Tourism Board launches cleanup, book of stats
You can see them littering virtually every village, town and city, not to mention the highways that connect them. But if the Belize Tourism Board gets its way, Belize’s derelict vehicles will soon be a thing of the past. The BTB is about to embark on a campaign to get rid of the rusting eyesores and educate the public on the need to keep our environment clean.
Henry Atherley, Public Awareness, BTB
” We find that the derelict vehicle issue is the precursor to more littering in a specific area and derelict vehicles are more of a health hazard than other things. We think that by attacking this point of the subject first we will create a new and sustained awareness campaign to start the clean up in Belize.”
Jacqueline Woods
“How will that clean up be conducted?”
Henry Atherley
“What we have done, is over the last three weeks we have contacted numerous local governments and village councils and we’ve ask them to identify for us areas where they see derelict vehicles as a hazard and an eyesore. We also asked members of the public if they have a derelict vehicle that they want to get rid of but have not been able to afford to get rid of it, to contact us. As such, we have come up with a preliminary list of vehicles that we will move within the next five to six weeks. What we are doing, is in conjunction with local government and private organisations, we will move the derelict vehicles to proper dump facilities.”

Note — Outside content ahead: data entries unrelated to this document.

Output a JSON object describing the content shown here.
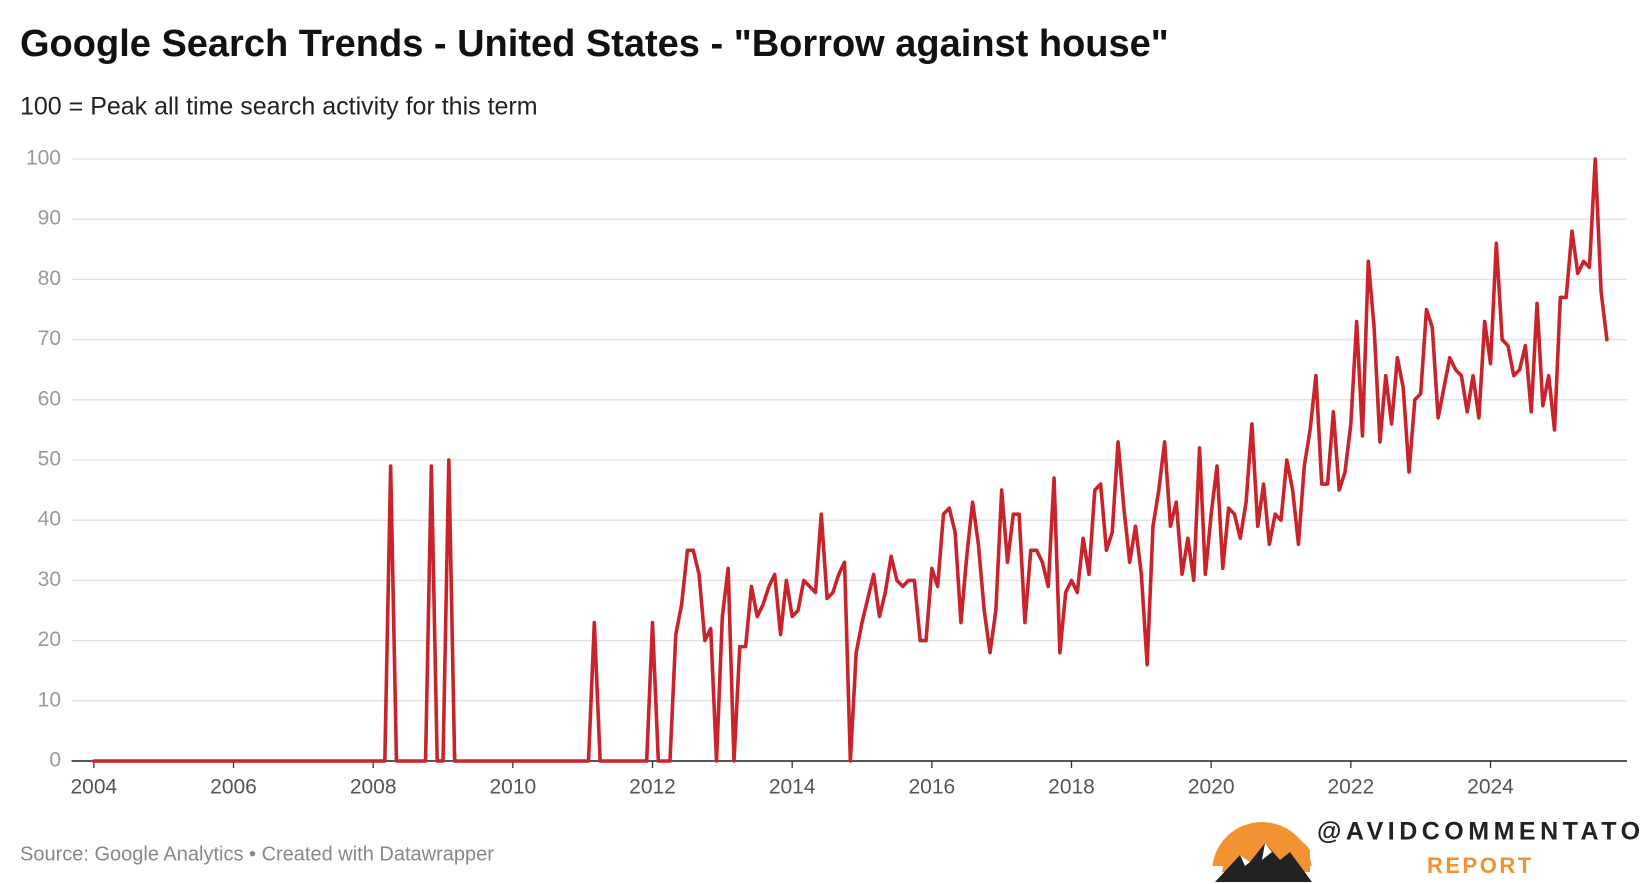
{
  "chart_data": {
    "type": "line",
    "title": "Google Search Trends - United States - \"Borrow against house\"",
    "subtitle": "100 = Peak all time search activity for this term",
    "source": "Source: Google Analytics • Created with Datawrapper",
    "brand": {
      "handle": "@AVIDCOMMENTATOR",
      "name": "REPORT"
    },
    "x": [
      "2004-01",
      "2004-02",
      "2004-03",
      "2004-04",
      "2004-05",
      "2004-06",
      "2004-07",
      "2004-08",
      "2004-09",
      "2004-10",
      "2004-11",
      "2004-12",
      "2005-01",
      "2005-02",
      "2005-03",
      "2005-04",
      "2005-05",
      "2005-06",
      "2005-07",
      "2005-08",
      "2005-09",
      "2005-10",
      "2005-11",
      "2005-12",
      "2006-01",
      "2006-02",
      "2006-03",
      "2006-04",
      "2006-05",
      "2006-06",
      "2006-07",
      "2006-08",
      "2006-09",
      "2006-10",
      "2006-11",
      "2006-12",
      "2007-01",
      "2007-02",
      "2007-03",
      "2007-04",
      "2007-05",
      "2007-06",
      "2007-07",
      "2007-08",
      "2007-09",
      "2007-10",
      "2007-11",
      "2007-12",
      "2008-01",
      "2008-02",
      "2008-03",
      "2008-04",
      "2008-05",
      "2008-06",
      "2008-07",
      "2008-08",
      "2008-09",
      "2008-10",
      "2008-11",
      "2008-12",
      "2009-01",
      "2009-02",
      "2009-03",
      "2009-04",
      "2009-05",
      "2009-06",
      "2009-07",
      "2009-08",
      "2009-09",
      "2009-10",
      "2009-11",
      "2009-12",
      "2010-01",
      "2010-02",
      "2010-03",
      "2010-04",
      "2010-05",
      "2010-06",
      "2010-07",
      "2010-08",
      "2010-09",
      "2010-10",
      "2010-11",
      "2010-12",
      "2011-01",
      "2011-02",
      "2011-03",
      "2011-04",
      "2011-05",
      "2011-06",
      "2011-07",
      "2011-08",
      "2011-09",
      "2011-10",
      "2011-11",
      "2011-12",
      "2012-01",
      "2012-02",
      "2012-03",
      "2012-04",
      "2012-05",
      "2012-06",
      "2012-07",
      "2012-08",
      "2012-09",
      "2012-10",
      "2012-11",
      "2012-12",
      "2013-01",
      "2013-02",
      "2013-03",
      "2013-04",
      "2013-05",
      "2013-06",
      "2013-07",
      "2013-08",
      "2013-09",
      "2013-10",
      "2013-11",
      "2013-12",
      "2014-01",
      "2014-02",
      "2014-03",
      "2014-04",
      "2014-05",
      "2014-06",
      "2014-07",
      "2014-08",
      "2014-09",
      "2014-10",
      "2014-11",
      "2014-12",
      "2015-01",
      "2015-02",
      "2015-03",
      "2015-04",
      "2015-05",
      "2015-06",
      "2015-07",
      "2015-08",
      "2015-09",
      "2015-10",
      "2015-11",
      "2015-12",
      "2016-01",
      "2016-02",
      "2016-03",
      "2016-04",
      "2016-05",
      "2016-06",
      "2016-07",
      "2016-08",
      "2016-09",
      "2016-10",
      "2016-11",
      "2016-12",
      "2017-01",
      "2017-02",
      "2017-03",
      "2017-04",
      "2017-05",
      "2017-06",
      "2017-07",
      "2017-08",
      "2017-09",
      "2017-10",
      "2017-11",
      "2017-12",
      "2018-01",
      "2018-02",
      "2018-03",
      "2018-04",
      "2018-05",
      "2018-06",
      "2018-07",
      "2018-08",
      "2018-09",
      "2018-10",
      "2018-11",
      "2018-12",
      "2019-01",
      "2019-02",
      "2019-03",
      "2019-04",
      "2019-05",
      "2019-06",
      "2019-07",
      "2019-08",
      "2019-09",
      "2019-10",
      "2019-11",
      "2019-12",
      "2020-01",
      "2020-02",
      "2020-03",
      "2020-04",
      "2020-05",
      "2020-06",
      "2020-07",
      "2020-08",
      "2020-09",
      "2020-10",
      "2020-11",
      "2020-12",
      "2021-01",
      "2021-02",
      "2021-03",
      "2021-04",
      "2021-05",
      "2021-06",
      "2021-07",
      "2021-08",
      "2021-09",
      "2021-10",
      "2021-11",
      "2021-12",
      "2022-01",
      "2022-02",
      "2022-03",
      "2022-04",
      "2022-05",
      "2022-06",
      "2022-07",
      "2022-08",
      "2022-09",
      "2022-10",
      "2022-11",
      "2022-12",
      "2023-01",
      "2023-02",
      "2023-03",
      "2023-04",
      "2023-05",
      "2023-06",
      "2023-07",
      "2023-08",
      "2023-09",
      "2023-10",
      "2023-11",
      "2023-12",
      "2024-01",
      "2024-02",
      "2024-03",
      "2024-04",
      "2024-05",
      "2024-06",
      "2024-07",
      "2024-08",
      "2024-09",
      "2024-10",
      "2024-11",
      "2024-12",
      "2025-01",
      "2025-02",
      "2025-03",
      "2025-04",
      "2025-05",
      "2025-06",
      "2025-07",
      "2025-08",
      "2025-09"
    ],
    "series": [
      {
        "name": "Borrow against house",
        "color": "#c9242b",
        "values": [
          0,
          0,
          0,
          0,
          0,
          0,
          0,
          0,
          0,
          0,
          0,
          0,
          0,
          0,
          0,
          0,
          0,
          0,
          0,
          0,
          0,
          0,
          0,
          0,
          0,
          0,
          0,
          0,
          0,
          0,
          0,
          0,
          0,
          0,
          0,
          0,
          0,
          0,
          0,
          0,
          0,
          0,
          0,
          0,
          0,
          0,
          0,
          0,
          0,
          0,
          0,
          49,
          0,
          0,
          0,
          0,
          0,
          0,
          49,
          0,
          0,
          50,
          0,
          0,
          0,
          0,
          0,
          0,
          0,
          0,
          0,
          0,
          0,
          0,
          0,
          0,
          0,
          0,
          0,
          0,
          0,
          0,
          0,
          0,
          0,
          0,
          23,
          0,
          0,
          0,
          0,
          0,
          0,
          0,
          0,
          0,
          23,
          0,
          0,
          0,
          21,
          26,
          35,
          35,
          31,
          20,
          22,
          0,
          24,
          32,
          0,
          19,
          19,
          29,
          24,
          26,
          29,
          31,
          21,
          30,
          24,
          25,
          30,
          29,
          28,
          41,
          27,
          28,
          31,
          33,
          0,
          18,
          23,
          27,
          31,
          24,
          28,
          34,
          30,
          29,
          30,
          30,
          20,
          20,
          32,
          29,
          41,
          42,
          38,
          23,
          34,
          43,
          36,
          25,
          18,
          25,
          45,
          33,
          41,
          41,
          23,
          35,
          35,
          33,
          29,
          47,
          18,
          28,
          30,
          28,
          37,
          31,
          45,
          46,
          35,
          38,
          53,
          42,
          33,
          39,
          31,
          16,
          39,
          45,
          53,
          39,
          43,
          31,
          37,
          30,
          52,
          31,
          41,
          49,
          32,
          42,
          41,
          37,
          43,
          56,
          39,
          46,
          36,
          41,
          40,
          50,
          45,
          36,
          49,
          55,
          64,
          46,
          46,
          58,
          45,
          48,
          56,
          73,
          54,
          83,
          72,
          53,
          64,
          56,
          67,
          62,
          48,
          60,
          61,
          75,
          72,
          57,
          62,
          67,
          65,
          64,
          58,
          64,
          57,
          73,
          66,
          86,
          70,
          69,
          64,
          65,
          69,
          58,
          76,
          59,
          64,
          55,
          77,
          77,
          88,
          81,
          83,
          82,
          100,
          78,
          70
        ]
      }
    ],
    "xlim": [
      2003.68,
      2025.84
    ],
    "xticks": [
      2004,
      2006,
      2008,
      2010,
      2012,
      2014,
      2016,
      2018,
      2020,
      2022,
      2024
    ],
    "ylim": [
      0,
      100
    ],
    "yticks": [
      0,
      10,
      20,
      30,
      40,
      50,
      60,
      70,
      80,
      90,
      100
    ],
    "grid": true
  }
}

The clean up is expected to cost half a million dollars. Atherley says they are expected to remove over two thousand derelict vehicles nation-wide.
The Belize Tourism Board has also launched its latest publication, which summarises tourism activities for the year 2000. “Belize Travel and Tourism Statistics,” which is published annually, provides reliable statistics for planning investments in the tourism sector. However, according to Raymond James Mossiah, B.T.B.’s Product Development Officer, the booklet is for anyone interested in Belize’s tourism development.
Raymond James Mossiah, Product Development Officer
“Well we don’t collect all of the information ourselves. We liase with agencies such as the B.T.I.A., Audubon Society and different organisations. The Immigration Department of course and the hotel sector provides us with information. We then put all the information together and we publish the publication.
The publication targets a number of audiences really. It targets investors, it targets the industry to let them know how the different sectors are doing and it also targets the general public to let them know that tourism is a viable option and students often come for information.”
Among the statistics included in the report are tourist arrivals, hotel occupancy rates, visitor expenditures and attendance at selected attractions. The publication is available from the BTB for fifteen dollars.